The Seller's Dilemma
For those looking to test current market conditions, the financial arithmetic presents a mixed picture. Most are still sitting on hefty increases in value, which were accumulated prior to 2015. The average seller in PCL this year has seen the value of their property increase by £599,000 since purchase, or 66% in percentage terms. However, this figure also marks the first time since 2012 that the average uplift has dipped below £600,000.
But these gains haven’t been equally shared. Sellers who bought more recently have tended to see much less house price growth. Around one in four (24%) of sellers this year sold their property for less than they originally paid, up from 7% for those who cashed in back in 2015. In particular, anyone who bought after higher stamp duty rates were introduced in 2014 and 2016, and before the market re-adjusted, is among the most likely to get back less for their home than they paid for it. Meanwhile, those who bought more recently, typically at lower prices, are more likely to stay in the black.
The Great Standoff
These challenging conditions have created a standoff. Since 2015, PCL homeowners have been 61% less likely to sell than the average person in England and Wales. This reluctance reflects the fundamentally loss-averse nature of property owners who prefer to wait rather than crystallise losses. Nationally, more 2025 sellers purchased during 2021 than in any other year, while for PCL, 2014 purchases were most typical.
The PCL market demonstrates that smaller short-term falls in house price growth don’t have a significant impact on the behaviour of buyers and sellers. Rather, it’s when price growth stalls or declines over what is a typical ownership period of around ten years, housing transactions tend to drop sharply. This can create a self-perpetuating cycle of stagnation.
Future Remedies
There is little coincidence that house prices peaked immediately after the introduction of current stamp duty rates in 2014, which was followed by the second home surcharge (then 3%) in early 2016. This meant the stamp duty on a £5m purchase rose from £350,000 to £513,000, or £763,000 if the buyer isn’t replacing their primary residence (which is fairly common in prime markets).

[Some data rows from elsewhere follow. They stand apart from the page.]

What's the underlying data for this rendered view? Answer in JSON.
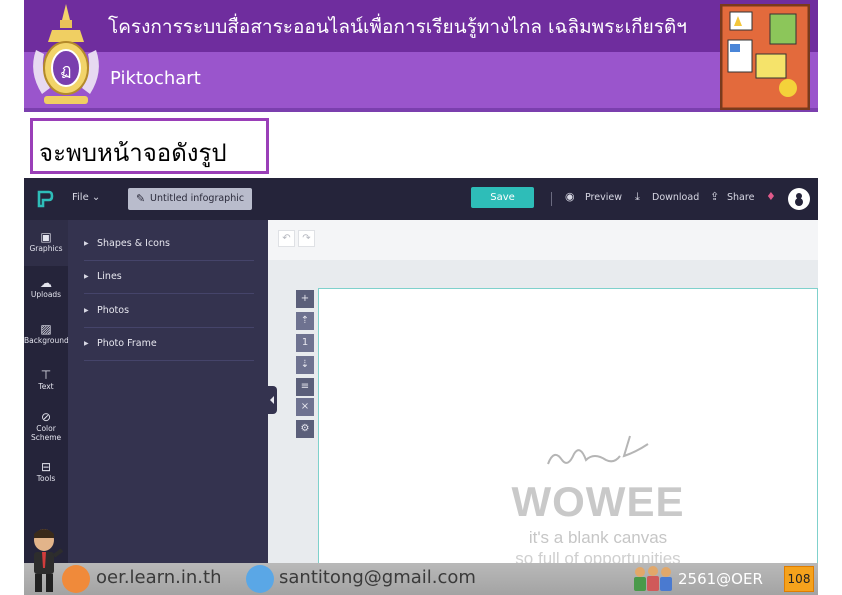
{
  "slide": {
    "header_title": "โครงการระบบสื่อสาระออนไลน์เพื่อการเรียนรู้ทางไกล เฉลิมพระเกียรติฯ",
    "header_subtitle": "Piktochart",
    "caption": "จะพบหน้าจอดังรูป"
  },
  "app": {
    "topbar": {
      "logo_icon": "piktochart-logo-icon",
      "file_menu": "File ⌄",
      "title_field": "Untitled infographic",
      "save_label": "Save",
      "preview_label": "Preview",
      "download_label": "Download",
      "share_label": "Share"
    },
    "rail": [
      {
        "label": "Graphics",
        "icon": "image-icon"
      },
      {
        "label": "Uploads",
        "icon": "cloud-upload-icon"
      },
      {
        "label": "Background",
        "icon": "hatch-icon"
      },
      {
        "label": "Text",
        "icon": "text-icon"
      },
      {
        "label": "Color Scheme",
        "icon": "palette-icon"
      },
      {
        "label": "Tools",
        "icon": "toolbox-icon"
      }
    ],
    "panel": [
      "Shapes & Icons",
      "Lines",
      "Photos",
      "Photo Frame"
    ],
    "canvas": {
      "wowee": "WOWEE",
      "line1": "it's a blank canvas",
      "line2": "so full of opportunities"
    }
  },
  "footer": {
    "website": "oer.learn.in.th",
    "email": "santitong@gmail.com",
    "year": "2561@OER",
    "page": "108"
  },
  "colors": {
    "header_dark": "#6f2d9e",
    "header_light": "#9a55cc",
    "app_dark": "#25243a",
    "save_button": "#2ebdb8",
    "page_badge": "#f5a21c"
  }
}
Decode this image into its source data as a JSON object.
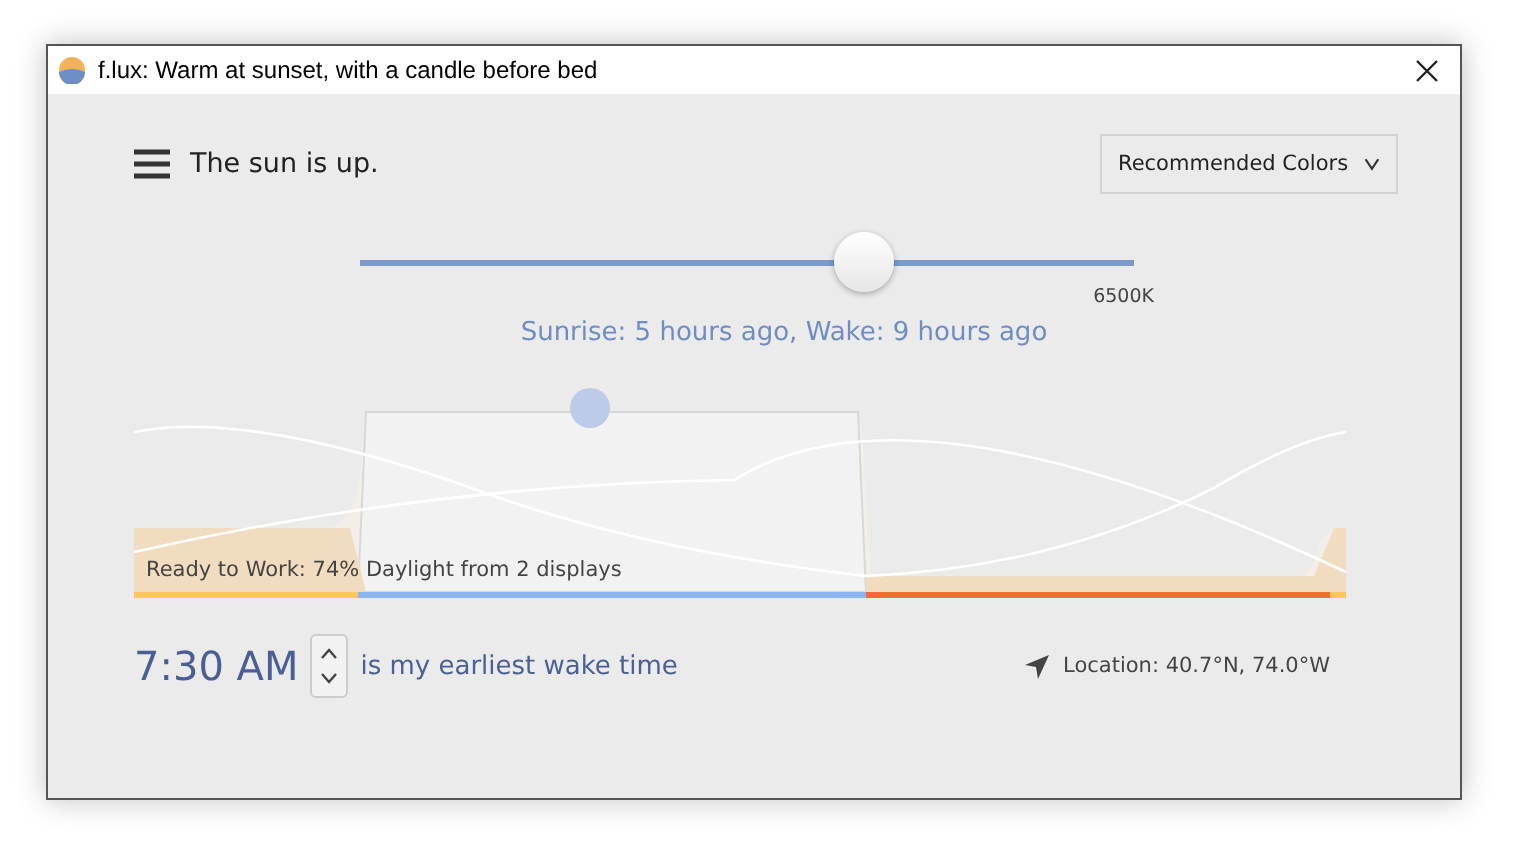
{
  "window": {
    "title": "f.lux: Warm at sunset, with a candle before bed"
  },
  "status": "The sun is up.",
  "color_preset": {
    "label": "Recommended Colors"
  },
  "color_slider": {
    "level": 0.65,
    "reading": "6500K"
  },
  "sun_info": "Sunrise: 5 hours ago, Wake: 9 hours ago",
  "chart_caption": "Ready to Work: 74% Daylight from 2 displays",
  "wake": {
    "time": "7:30 AM",
    "label": "is my earliest wake time"
  },
  "location": "Location: 40.7°N, 74.0°W"
}
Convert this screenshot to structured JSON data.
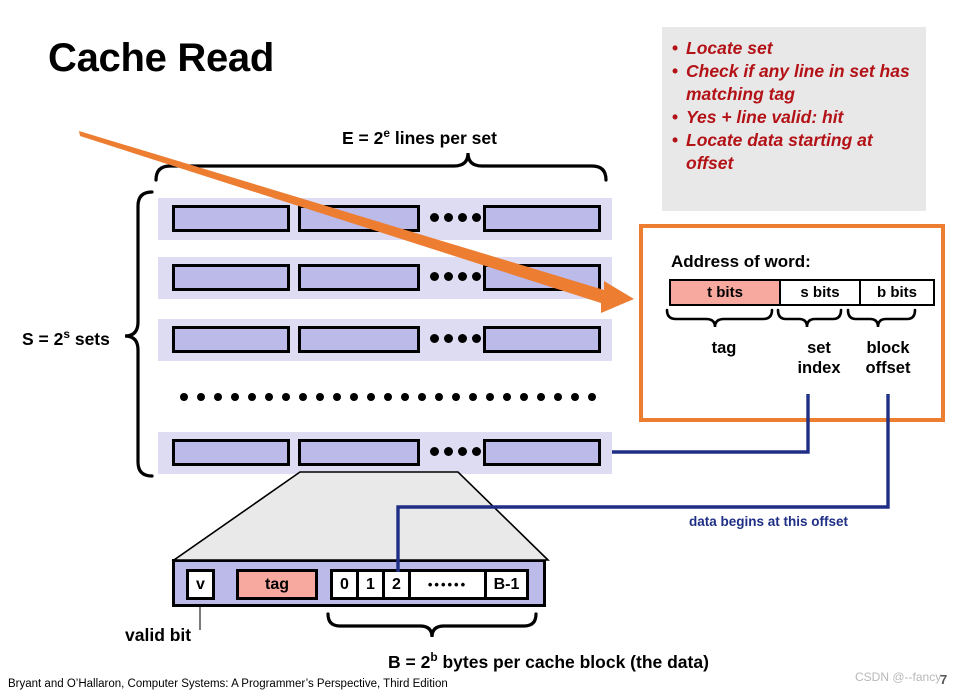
{
  "title": "Cache Read",
  "bullets": [
    "Locate set",
    "Check if any line in set has matching tag",
    "Yes + line valid: hit",
    "Locate data starting at offset"
  ],
  "labels": {
    "lines_per_set_pre": "E = 2",
    "lines_per_set_sup": "e",
    "lines_per_set_post": " lines per set",
    "sets_pre": "S = 2",
    "sets_sup": "s",
    "sets_post": " sets",
    "valid_bit": "valid bit",
    "block_size_pre": "B = 2",
    "block_size_sup": "b",
    "block_size_post": " bytes per cache block (the data)",
    "offset_note": "data begins at this offset"
  },
  "address": {
    "title": "Address of word:",
    "segments": [
      {
        "label": "t bits",
        "name": "tag-bits"
      },
      {
        "label": "s bits",
        "name": "set-bits"
      },
      {
        "label": "b bits",
        "name": "block-bits"
      }
    ],
    "captions": {
      "tag": "tag",
      "set_index": "set index",
      "block_offset": "block offset"
    }
  },
  "cache_line": {
    "valid": "v",
    "tag": "tag",
    "bytes": [
      "0",
      "1",
      "2",
      "••••••",
      "B-1"
    ]
  },
  "footer": "Bryant and O’Hallaron, Computer Systems: A Programmer’s Perspective, Third Edition",
  "watermark": "CSDN @--fancy",
  "page_number": "7",
  "colors": {
    "accent_orange": "#ed7d31",
    "bullet_red": "#b31217",
    "connector_blue": "#1f2f86",
    "line_fill": "#bcbae8",
    "set_bg": "#dedcf2",
    "tag_pink": "#f8a99f",
    "callout_bg": "#e8e8e8",
    "trapezoid_fill": "#e9e9e9"
  }
}
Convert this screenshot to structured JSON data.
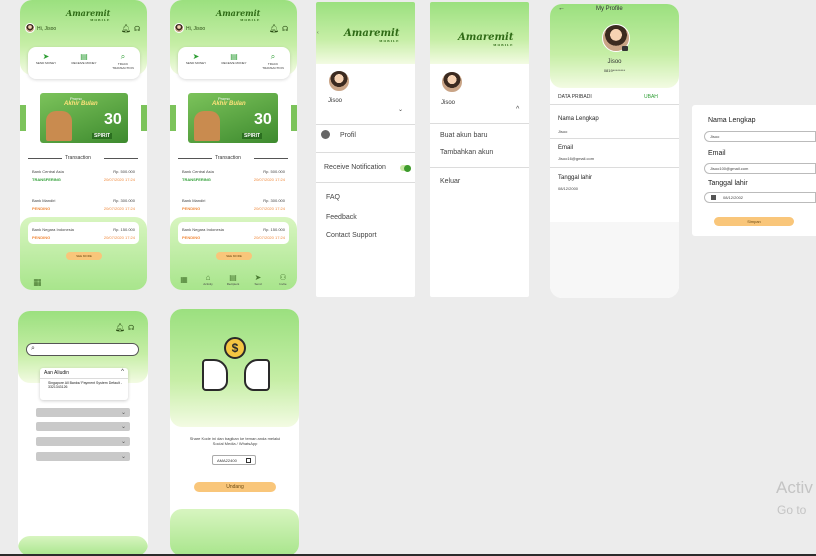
{
  "brand": {
    "name": "Amaremit",
    "sub": "MOBILE"
  },
  "home": {
    "greeting": "Hi, Jisoo",
    "actions": [
      {
        "label": "SEND MONEY",
        "icon": "send-icon"
      },
      {
        "label": "RECEIVE MONEY",
        "icon": "receive-icon"
      },
      {
        "label": "TRACK TRANSACTION",
        "icon": "track-icon"
      }
    ],
    "banner": {
      "line1": "Promo",
      "line2": "Akhir Bulan",
      "badge": "30",
      "tag": "SPIRIT"
    },
    "section_title": "Transaction",
    "transactions": [
      {
        "name": "Bank Central Asia",
        "amount": "Rp. 500.000",
        "status": "TRANSFERING",
        "date": "20/07/2020 17:24"
      },
      {
        "name": "Bank Mandiri",
        "amount": "Rp. 300.000",
        "status": "PENDING",
        "date": "20/07/2020 17:24"
      },
      {
        "name": "Bank Negara Indonesia",
        "amount": "Rp. 150.000",
        "status": "PENDING",
        "date": "20/07/2020 17:24"
      }
    ],
    "see_more": "SEE MORE",
    "nav": [
      {
        "label": "",
        "icon": "grid-icon"
      },
      {
        "label": "Activity",
        "icon": "home-icon"
      },
      {
        "label": "Recipient",
        "icon": "recipient-icon"
      },
      {
        "label": "Send",
        "icon": "send-icon"
      },
      {
        "label": "Invite",
        "icon": "invite-icon"
      }
    ]
  },
  "menu": {
    "name": "Jisoo",
    "items": [
      "Profil",
      "Receive Notification",
      "FAQ",
      "Feedback",
      "Contact Support"
    ]
  },
  "account_menu": {
    "name": "Jisoo",
    "items": [
      "Buat akun baru",
      "Tambahkan akun",
      "Keluar"
    ]
  },
  "profile": {
    "title": "My Profile",
    "name": "Jisoo",
    "phone": "0819********",
    "section": "DATA PRIBADI",
    "edit": "UBAH",
    "fields": [
      {
        "label": "Nama Lengkap",
        "value": "Jisoo"
      },
      {
        "label": "Email",
        "value": "Jisoo16@gmail.com"
      },
      {
        "label": "Tanggal lahir",
        "value": "08/12/2000"
      }
    ]
  },
  "edit_form": {
    "fields": [
      {
        "label": "Nama Lengkap",
        "value": "Jisoo"
      },
      {
        "label": "Email",
        "value": "Jisoo100@gmail.com"
      },
      {
        "label": "Tanggal lahir",
        "value": "08/12/2002"
      }
    ],
    "save": "Simpan"
  },
  "recipient": {
    "selected_name": "Aan Aliudin",
    "detail": "Singapore All Banks/ Payment System Default - 3321343126"
  },
  "referral": {
    "text": "Share Kode ini dan bagikan ke teman anda melalui Social Media / WhatsApp",
    "code": "AMA22400",
    "button": "Undang"
  },
  "watermark": {
    "line1": "Activ",
    "line2": "Go to"
  },
  "colors": {
    "green": "#9be07f",
    "orange": "#f08a3c",
    "button": "#f9c67a",
    "dark_green": "#2f6b16"
  }
}
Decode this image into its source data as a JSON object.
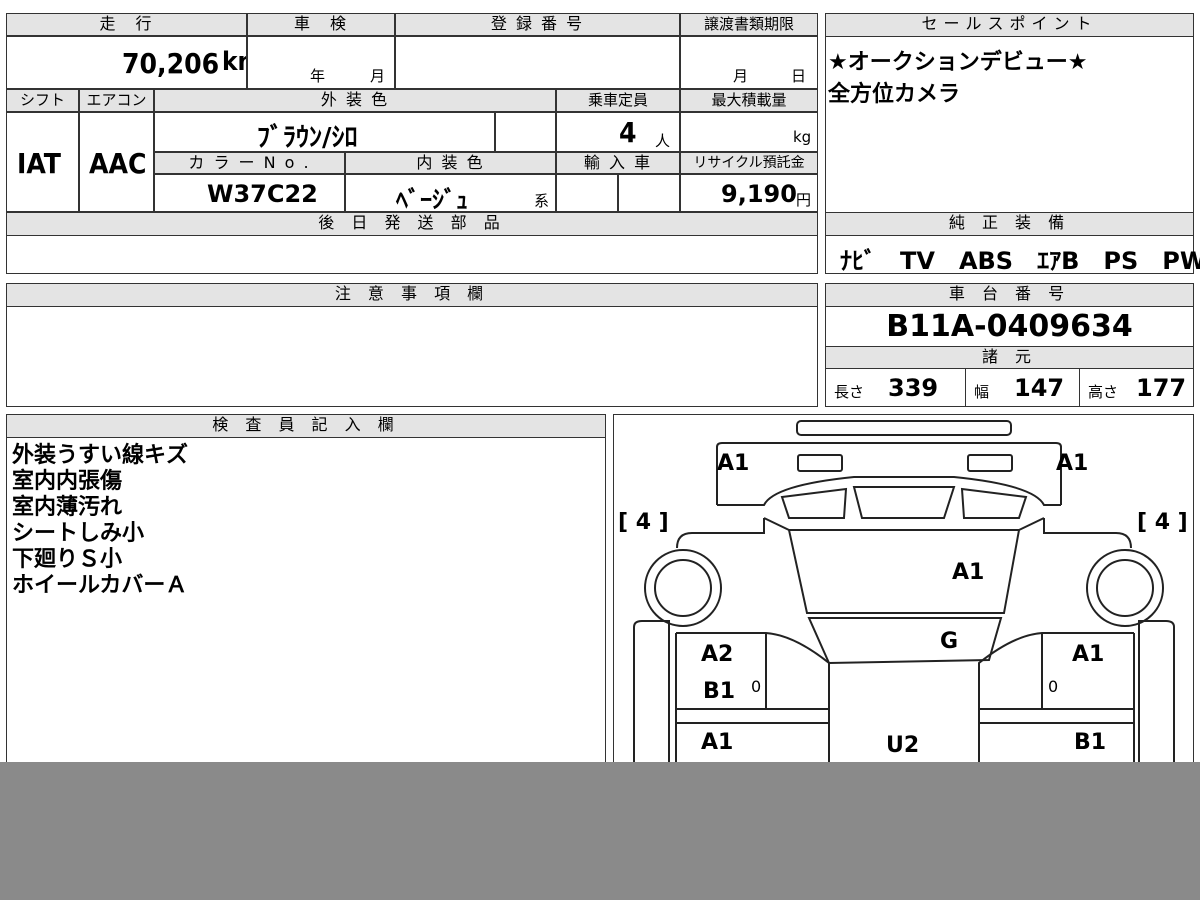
{
  "top_row": {
    "mileage_header": "走　行",
    "shaken_header": "車　検",
    "registration_header": "登 録 番 号",
    "transfer_deadline_header": "譲渡書類期限",
    "mileage_value": "70,206",
    "mileage_unit": "km",
    "shaken_year_unit": "年",
    "shaken_month_unit": "月",
    "transfer_month_unit": "月",
    "transfer_day_unit": "日"
  },
  "second_row": {
    "shift_header": "シフト",
    "ac_header": "エアコン",
    "exterior_color_header": "外 装 色",
    "capacity_header": "乗車定員",
    "max_load_header": "最大積載量",
    "shift_value": "IAT",
    "ac_value": "AAC",
    "exterior_color_value": "ﾌﾞﾗｳﾝ/ｼﾛ",
    "capacity_value": "4",
    "capacity_unit": "人",
    "max_load_unit": "kg"
  },
  "third_row": {
    "color_no_header": "カ ラ ー N o .",
    "interior_color_header": "内 装 色",
    "import_header": "輸 入 車",
    "recycle_header": "リサイクル預託金",
    "color_no_value": "W37C22",
    "interior_color_value": "ﾍﾞｰｼﾞｭ",
    "interior_color_suffix": "系",
    "recycle_value": "9,190",
    "recycle_unit": "円"
  },
  "parts_later": {
    "header": "後 日 発 送 部 品"
  },
  "sales_points": {
    "header": "セールスポイント",
    "lines": [
      "★オークションデビュー★",
      "全方位カメラ"
    ]
  },
  "genuine_equipment": {
    "header": "純 正 装 備",
    "value": "ﾅﾋﾞ　TV　ABS　ｴｱB　PS　PW"
  },
  "notes": {
    "header": "注 意 事 項 欄"
  },
  "chassis": {
    "header": "車 台 番 号",
    "value": "B11A-0409634",
    "specs_header": "諸 元",
    "length_label": "長さ",
    "length_value": "339",
    "width_label": "幅",
    "width_value": "147",
    "height_label": "高さ",
    "height_value": "177"
  },
  "inspector": {
    "header": "検 査 員 記 入 欄",
    "lines": [
      "外装うすい線キズ",
      "室内内張傷",
      "室内薄汚れ",
      "シートしみ小",
      "下廻りＳ小",
      "ホイールカバーＡ"
    ]
  },
  "diagram": {
    "labels": {
      "front_left": "A1",
      "front_right": "A1",
      "tire_left": "[ 4 ]",
      "tire_right": "[ 4 ]",
      "hood": "A1",
      "windshield": "G",
      "left_front_door_a": "A2",
      "left_front_door_b": "B1",
      "right_front_door": "A1",
      "left_rear_door": "A1",
      "roof": "U2",
      "right_rear_door": "B1",
      "zero_left": "0",
      "zero_right": "0"
    }
  }
}
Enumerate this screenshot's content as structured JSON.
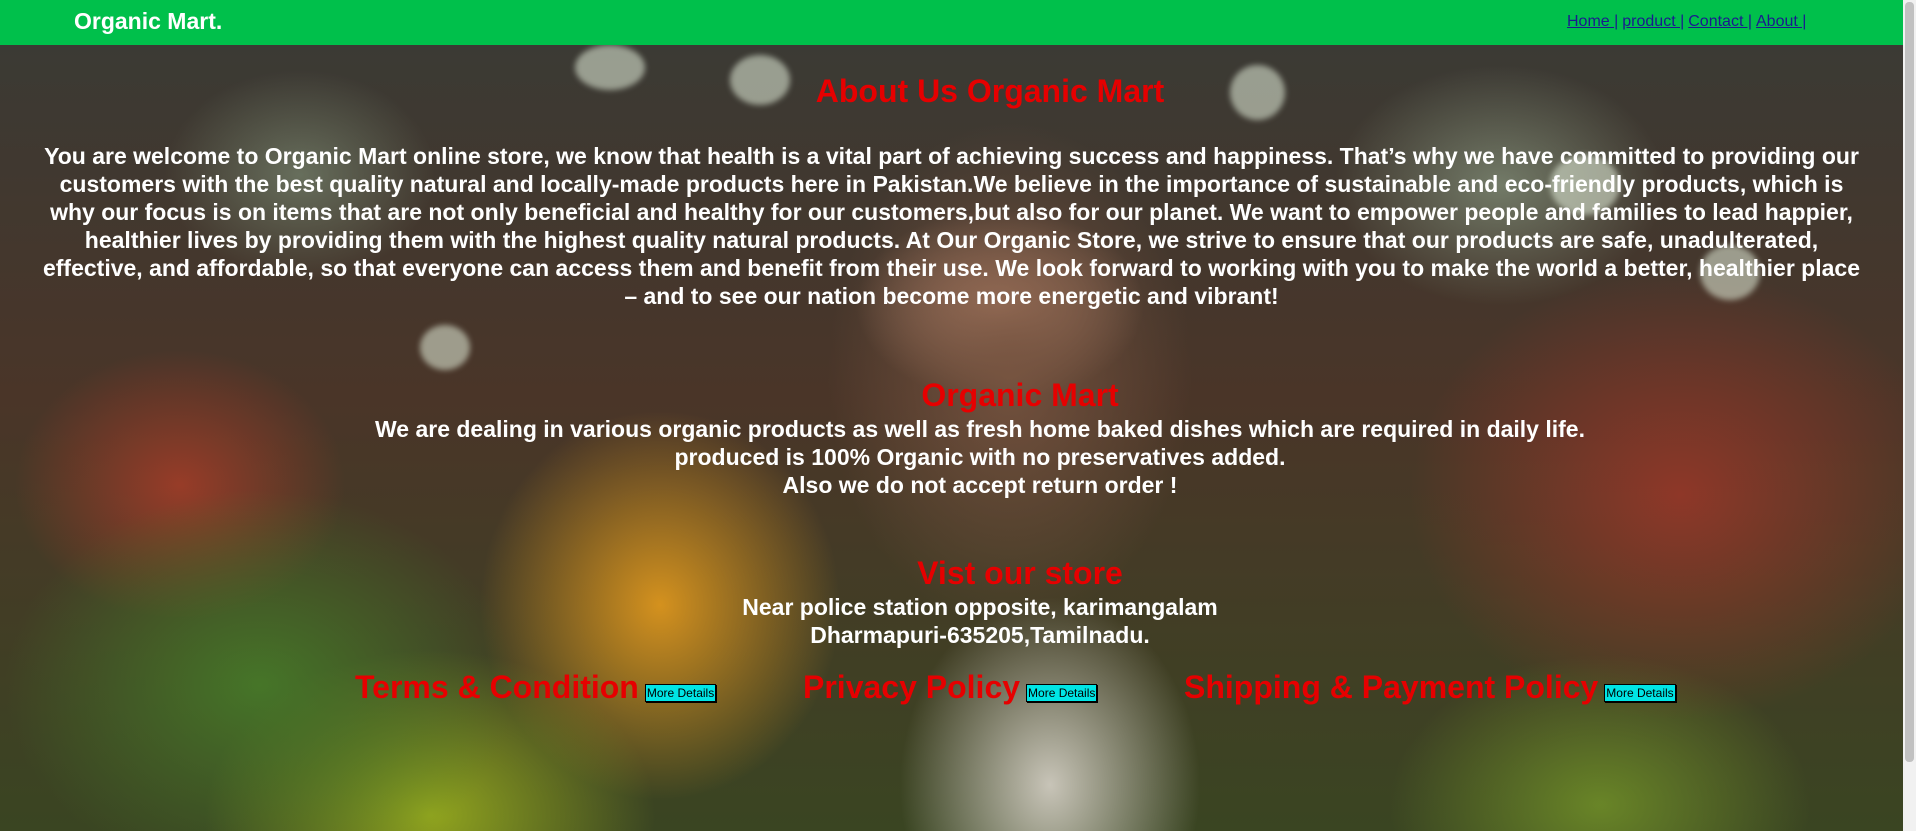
{
  "navbar": {
    "brand": "Organic Mart.",
    "links": [
      "Home |",
      "product |",
      "Contact |",
      "About |"
    ],
    "bg_color": "#00c04b"
  },
  "about": {
    "title": "About Us Organic Mart",
    "lines": [
      "You are welcome to Organic Mart online store, we know that health is a vital part of achieving success and happiness. That’s why we have committed to providing our",
      "customers with the best quality natural and locally-made products here in Pakistan.We believe in the importance of sustainable and eco-friendly products, which is",
      "why our focus is on items that are not only beneficial and healthy for our customers,but also for our planet. We want to empower people and families to lead happier,",
      "healthier lives by providing them with the highest quality natural products. At Our Organic Store, we strive to ensure that our products are safe, unadulterated,",
      "effective, and affordable, so that everyone can access them and benefit from their use. We look forward to working with you to make the world a better, healthier place",
      "– and to see our nation become more energetic and vibrant!"
    ]
  },
  "mart": {
    "title": "Organic Mart",
    "lines": [
      "We are dealing in various organic products as well as fresh home baked dishes which are required in daily life.",
      "produced is 100% Organic with no preservatives added.",
      "Also we do not accept return order !"
    ]
  },
  "store": {
    "title": "Vist our store",
    "lines": [
      "Near police station opposite, karimangalam",
      "Dharmapuri-635205,Tamilnadu."
    ]
  },
  "policies": [
    {
      "title": "Terms & Condition",
      "button": "More Details"
    },
    {
      "title": "Privacy Policy",
      "button": "More Details"
    },
    {
      "title": "Shipping & Payment Policy",
      "button": "More Details"
    }
  ],
  "colors": {
    "heading": "#e60000",
    "button": "#00e5e5",
    "link": "#1a1a8f"
  }
}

These figures represent a dramatic escalation from the late 1990s when stamp duty rates stood at just 1% over £60,000 (compared to 12%-17% above £1.5m today). The tax burden has fundamentally altered the investment proposition for PCL property and the potential for future price growth.
However, recent kite flying from the Treasury on the potential replacement of stamp duty with an annual tax on a property’s value could potentially revitalise activity in Prime London. A well-designed replacement for stamp duty, with recognition for stamp duty bills that have already been paid, and that only begins raising revenue after 10+ years of ownership, could restore some liquidity.
Our analysis shows that for a £5m purchase, it would take around 21 years for the cost of a 0.5% annual property tax to outweigh the current regular stamp duty rates. Or just over 30 years if the surcharge is applied. This would slash the amount of cash buyers need to hand over upfront and spread payments over a much longer period.
In prime markets, a review of stamp duty would suggest elevated headline tax rates on high-value purchases have suppressed activity in the market, making it likely that government revenue is no longer being maximised. Stamp duty revenues would almost certainly be higher if headline rates were lower, as more people would move home.
A shift towards an annual property tax levied on the value of a home, as a replacement for stamp duty, could, in the long term, raise more revenue while also reducing what has become an increasingly unassailable burden on buyers.